THIRTEENTH AMENDMENT TO AMENDED AND RESTATED LOAN AGREEMENT
EX-10.1 2 sppr_8kexjune4.htm sppr_8kexjune4.htm
Exhibit 10.1
THIRTEENTH AMENDMENT TO
AMENDED AND RESTATED LOAN AGREEMENT
This Thirteenth Amendment to Amended and Restated Loan Agreement (the "Thirteenth Amendment") is entered into effective as of June 5, 2015 by and between SUPERTEL HOSPITALITY, INC., a Maryland corporation ("Borrower") and GREAT WESTERN BANK, a South Dakota corporation ("Bank").
WHEREAS, on or about December 3, 2008, Borrower and Bank entered into that certain Amended and Restated Loan Agreement, pursuant to which Bank agreed to make certain Loans to Borrower (said Amended and Restated Loan Agreement as amended by any and all modifications or amendments thereto executed by Borrower and Bank are hereinafter referred to as the "Agreement"; terms used, but not defined herein, have the meanings set forth in the Agreement); and
WHEREAS, Borrower and Bank have agreed to amend certain terms and conditions in the Agreement.

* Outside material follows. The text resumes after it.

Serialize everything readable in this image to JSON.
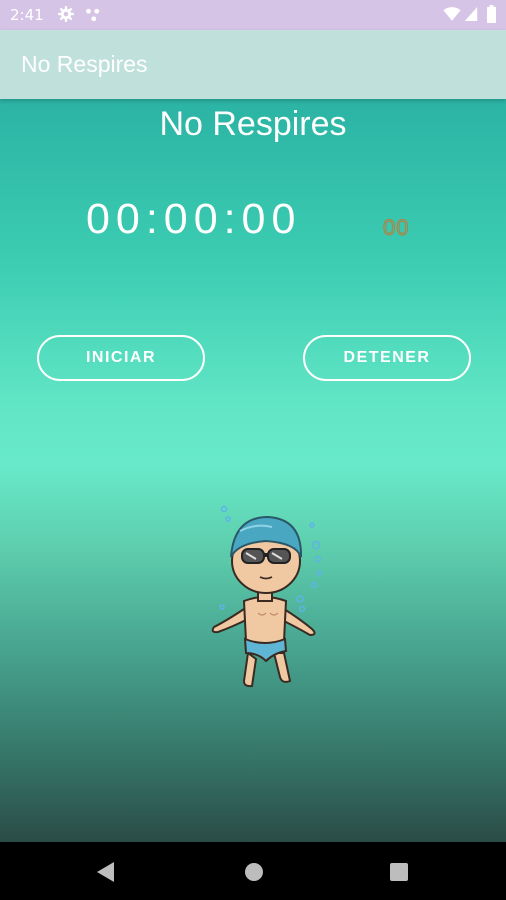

NOW, THEREFORE, for good and valuable consideration, the receipt and sufficiency of which are hereby acknowledged, the parties hereto agree as follows:
SECTION 1. Amendment to Section 1.01. Section 1.01 of the Agreement is hereby amended and restated in its entirety as follows:
1.01. The Revolving Loan. Bank agrees, on the terms and conditions hereinafter set forth, to make loans to Borrower (collectively, the "Revolving Loan"), by means of one or more advances made from time to time during the period of time from the date hereof, to and including the earlier of June 30, 2018 (the "Revolving Loan Maturity Date"), or the date of the occurrence of an Event of Default (as hereinafter defined), not to exceed the least of: (a) the "Maximum Revolving Loan Amount", (b) 65% of the total appraised value of the Hotels (the "Borrowing Base"), or (c) $11,200,000 minus the aggregate amount of principal payments required to be made on the Revolving Loan from the sale of Hotels from and after July 1, 2015 (the "Principal Reduction Amount").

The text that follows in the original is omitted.